A Continuously Growing Dataset of Sentential Paraphrases (1708.00391v1)

Published 1 Aug 2017 in cs.CL

Abstract: A major challenge in paraphrase research is the lack of parallel corpora. In this paper, we present a new method to collect large-scale sentential paraphrases from Twitter by linking tweets through shared URLs. The main advantage of our method is its simplicity, as it gets rid of the classifier or human in the loop needed to select data before annotation and subsequent application of paraphrase identification algorithms in the previous work. We present the largest human-labeled paraphrase corpus to date of 51,524 sentence pairs and the first cross-domain benchmarking for automatic paraphrase identification. In addition, we show that more than 30,000 new sentential paraphrases can be easily and continuously captured every month at ~70% precision, and demonstrate their utility for downstream NLP tasks through phrasal paraphrase extraction. We make our code and data freely available.

Citations (161)

View on Semantic Scholar

Summary

The paper introduces a novel methodology to build a large, continuously growing dataset of sentential paraphrases by linking tweets that share the same URLs.
The constructed corpus comprises 51,524 human-labeled sentence pairs, the largest to date, with potential for approximately 30,000 new paraphrases monthly at circa 70% precision.
This scalable dataset facilitates advancements in paraphrase identification algorithms, various NLP applications, and future research directions, including multilingual analysis.

A Continuously Growing Dataset of Sentential Paraphrases

The paper, authored by Lan et al., addresses a significant challenge in the field of paraphrase research—specifically, the scarcity of parallel corpora for sentential paraphrases. The researchers introduce an innovative methodology to amass large-scale sentential paraphrases from Twitter, significantly expanding the paraphrase resource pool. This work presents an opportunity for both paraphrase identification algorithms and various downstream applications in NLP to benefit from this abundant and continuously updated corpus.

Methodology and Dataset Construction

The primary advancement of this paper lies in the novel approach of harvesting paraphrases from Twitter by linking tweets through shared URLs. This method circumvents the need for classifier-biased or human-in-the-loop data selection, which has been characteristic of previous paraphrase corpora, such as MSRP and PIT-2015. By leveraging URLs common to multiple tweets, researchers gathered a substantial corpus comprising 51,524 sentence pairs—a notable achievement as the largest human-labeled paraphrase corpus developed to date.

The paper details the process of constructing this corpus, exemplified by filtering for quality and reducing redundancy, particularly addressing automatic and manual retweets. A critical aspect of the corpus is its continuous growth potential, whereby approximately 30,000 new sentential paraphrases can be identified monthly with a precision rate of circa 70%. This progression underscores the paper’s significant contribution to creating an ever-expanding paraphrase resource.

Empirical Evaluation

The paper provides a comprehensive empirical evaluation comparing the new corpus against existing datasets, MSRP and PIT-2015, across different dimensions. The comparison reveals notable distinctions in paraphrase phenomena—such as elaboration, phrasal, and anaphora—which are prevalent in the Twitter URL corpus but not as pronounced in MSRP or PIT-2015.

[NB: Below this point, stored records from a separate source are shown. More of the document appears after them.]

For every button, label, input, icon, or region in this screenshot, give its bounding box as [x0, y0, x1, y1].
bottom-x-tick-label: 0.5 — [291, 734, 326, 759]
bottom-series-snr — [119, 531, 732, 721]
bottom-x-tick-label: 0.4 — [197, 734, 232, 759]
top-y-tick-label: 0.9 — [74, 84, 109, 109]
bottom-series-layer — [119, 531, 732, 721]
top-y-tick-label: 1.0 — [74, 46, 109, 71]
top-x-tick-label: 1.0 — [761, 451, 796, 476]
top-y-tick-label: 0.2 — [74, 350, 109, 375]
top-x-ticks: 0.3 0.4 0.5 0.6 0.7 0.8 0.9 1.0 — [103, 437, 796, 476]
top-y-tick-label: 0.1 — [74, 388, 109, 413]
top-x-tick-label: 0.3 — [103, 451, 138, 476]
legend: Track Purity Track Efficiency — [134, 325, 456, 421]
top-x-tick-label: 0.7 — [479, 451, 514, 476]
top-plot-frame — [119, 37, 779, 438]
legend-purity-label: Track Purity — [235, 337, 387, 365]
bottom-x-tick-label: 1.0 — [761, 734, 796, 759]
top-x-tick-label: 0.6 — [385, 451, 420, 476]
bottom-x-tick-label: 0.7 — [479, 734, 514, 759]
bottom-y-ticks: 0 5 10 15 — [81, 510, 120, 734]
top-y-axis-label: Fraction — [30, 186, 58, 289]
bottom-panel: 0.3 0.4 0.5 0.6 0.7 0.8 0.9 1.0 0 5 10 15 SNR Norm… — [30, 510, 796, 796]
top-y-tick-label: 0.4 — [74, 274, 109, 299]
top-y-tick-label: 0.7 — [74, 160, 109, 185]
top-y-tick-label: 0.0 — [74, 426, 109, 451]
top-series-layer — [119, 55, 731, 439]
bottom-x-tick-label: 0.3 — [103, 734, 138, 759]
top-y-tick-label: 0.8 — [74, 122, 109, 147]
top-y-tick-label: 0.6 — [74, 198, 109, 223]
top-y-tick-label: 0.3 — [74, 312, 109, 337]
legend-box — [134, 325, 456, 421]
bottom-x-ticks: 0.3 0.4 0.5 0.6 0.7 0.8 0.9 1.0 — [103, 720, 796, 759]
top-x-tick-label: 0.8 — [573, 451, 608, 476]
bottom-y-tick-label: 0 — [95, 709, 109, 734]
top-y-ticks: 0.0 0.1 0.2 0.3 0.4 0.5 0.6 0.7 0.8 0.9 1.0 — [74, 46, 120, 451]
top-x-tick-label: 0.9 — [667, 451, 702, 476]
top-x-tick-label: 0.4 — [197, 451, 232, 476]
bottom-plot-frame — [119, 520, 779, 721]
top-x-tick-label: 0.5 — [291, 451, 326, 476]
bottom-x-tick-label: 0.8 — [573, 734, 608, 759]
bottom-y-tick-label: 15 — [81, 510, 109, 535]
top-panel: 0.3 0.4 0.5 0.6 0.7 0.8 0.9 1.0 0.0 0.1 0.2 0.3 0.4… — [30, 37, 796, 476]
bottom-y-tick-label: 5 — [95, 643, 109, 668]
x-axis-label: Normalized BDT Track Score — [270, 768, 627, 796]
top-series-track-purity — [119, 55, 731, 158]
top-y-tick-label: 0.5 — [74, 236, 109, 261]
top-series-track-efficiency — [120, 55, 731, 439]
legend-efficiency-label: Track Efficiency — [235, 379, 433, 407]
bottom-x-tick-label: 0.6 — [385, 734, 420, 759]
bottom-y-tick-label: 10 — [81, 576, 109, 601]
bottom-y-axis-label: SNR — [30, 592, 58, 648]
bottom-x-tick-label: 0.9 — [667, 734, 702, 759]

Moreover, the benchmarking of several automatic paraphrase identification models demonstrates their effectiveness across these datasets. Models like DeepPairwiseWord exhibit robust performance due to their advanced mechanisms catering to lexically divergent paraphrases, prevalent in the Twitter data.

Implications and Future Directions

The implications of this research are significant for the NLP community. The ability to continuously harvest large quantities of sentential paraphrases opens pathways for advancing paraphrase algorithms and applications dependent on semantic similarity assessments. Furthermore, Lan et al. propose extracting phrasal paraphrases through word alignment processes facilitated by their dataset, showing promising results indicative of high-quality paraphrase generation.

The paper sets the stage for future research endeavors, including expansion into multiple languages beyond English and the exploration of language-independent paraphrase identification frameworks. The methodology’s applicability across languages present on social media platforms can revolutionize multilingual paraphrase research and applications.

Conclusion

Lan et al.'s work overcomes traditional obstacles associated with paraphrase research by presenting a scalable and effective strategy for dataset enrichment. Their methodology significantly contributes to the field by providing not only a larger corpus but also ensuring its sustained growth. This foundational work paves the way for enhanced paraphrase identification methodologies and more nuanced applications in the broader NLP field.